Wells Denies that Its Loans Prepay Faster than Others
When the prepayment rate on Freddie Mac's mortgage securitizations became higher than Fannie Mae's in a more notable way than usual in April, Wall Street researchers in New York singled out loan concentrations from two large originators as contributing to the trend.
They said those originators, Wells Fargo and ABN Amro, had loans underlying the securities with characteristics that contributed to the faster prepayment speeds in April. (When May's prepayment speeds came in, Freddie Mac's speeds were back in line relative closer to where they normally are vs. Fannie Mae's.)
So what do those two originators have to say about this?

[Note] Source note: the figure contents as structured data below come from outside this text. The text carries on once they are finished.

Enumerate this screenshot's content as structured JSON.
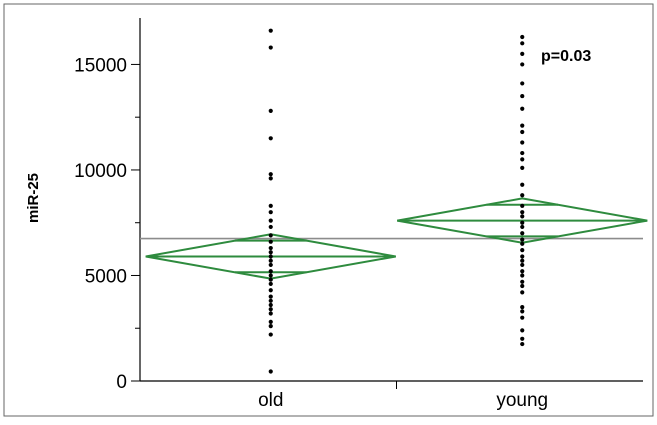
{
  "chart_data": {
    "type": "scatter",
    "title": "",
    "xlabel": "",
    "ylabel": "miR-25",
    "annotation": "p=0.03",
    "categories": [
      "old",
      "young"
    ],
    "ylim": [
      0,
      17200
    ],
    "yticks": [
      0,
      5000,
      10000,
      15000
    ],
    "grid": false,
    "grand_mean": 6750,
    "colors": {
      "points": "#000000",
      "diamond": "#2e8b3e",
      "grand_mean_line": "#8c8c8c",
      "axis": "#000000",
      "frame": "#666666"
    },
    "groups": [
      {
        "name": "old",
        "mean": 5900,
        "ci_upper": 6950,
        "ci_lower": 4850,
        "overlap_upper": 6650,
        "overlap_lower": 5150,
        "values": [
          16600,
          15800,
          12800,
          11500,
          9800,
          9600,
          8300,
          8000,
          7600,
          7300,
          6900,
          6600,
          6300,
          6100,
          5900,
          5700,
          5500,
          5200,
          5000,
          4800,
          4600,
          4300,
          4000,
          3800,
          3600,
          3400,
          3200,
          2800,
          2600,
          2200,
          450
        ]
      },
      {
        "name": "young",
        "mean": 7600,
        "ci_upper": 8650,
        "ci_lower": 6550,
        "overlap_upper": 8350,
        "overlap_lower": 6850,
        "values": [
          16300,
          16000,
          15500,
          15000,
          14100,
          13500,
          12900,
          12100,
          11800,
          11300,
          10800,
          10500,
          10100,
          9300,
          8800,
          8300,
          8000,
          7800,
          7500,
          7300,
          7000,
          6700,
          6500,
          6200,
          5900,
          5700,
          5500,
          5200,
          5000,
          4700,
          4500,
          4200,
          3500,
          3300,
          3000,
          2400,
          2000,
          1750
        ]
      }
    ]
  }
}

Geoff Dreyer, executive vice president of capital markets and credit for Wells Fargo, said that he believes the April prepayment reports have led to some misunderstanding.

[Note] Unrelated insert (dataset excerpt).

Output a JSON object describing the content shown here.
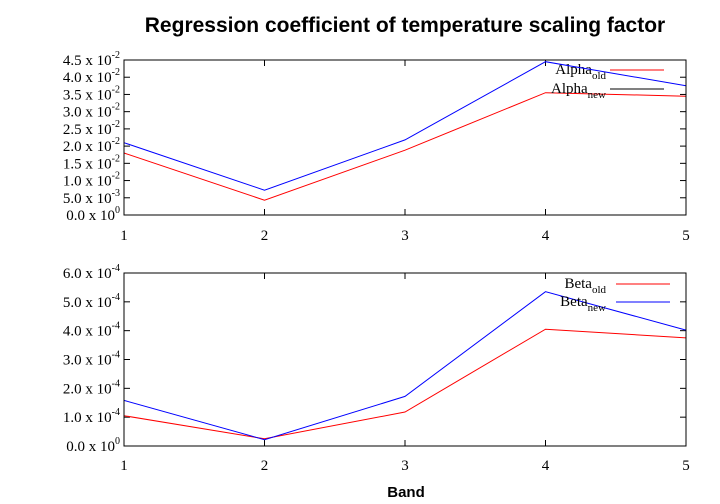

"Recent questions about Freddie Mac (participation certificate) prepayment speeds have led some market participants to incorrectly attribute this performance to Wells Fargo," he said, in a written statement he released through Wells Fargo's home office here. "This is not the case. In fact, so far in 2003, the aggregate prepayment speed for Wells Fargo's 30-year, fixed-rate Freddie Mac PCs has been slightly below that of the aggregate of all other issuers of Freddie Mac PCs. It is fair to say that in recent months Freddie Mac's 30-year prepayment differences would have been larger in aggregate if Wells Fargo was not a Freddie Mac issuer."
Bear Stearns analysts had said that Wells' faster prepayment rate is due to "their large loan sizes."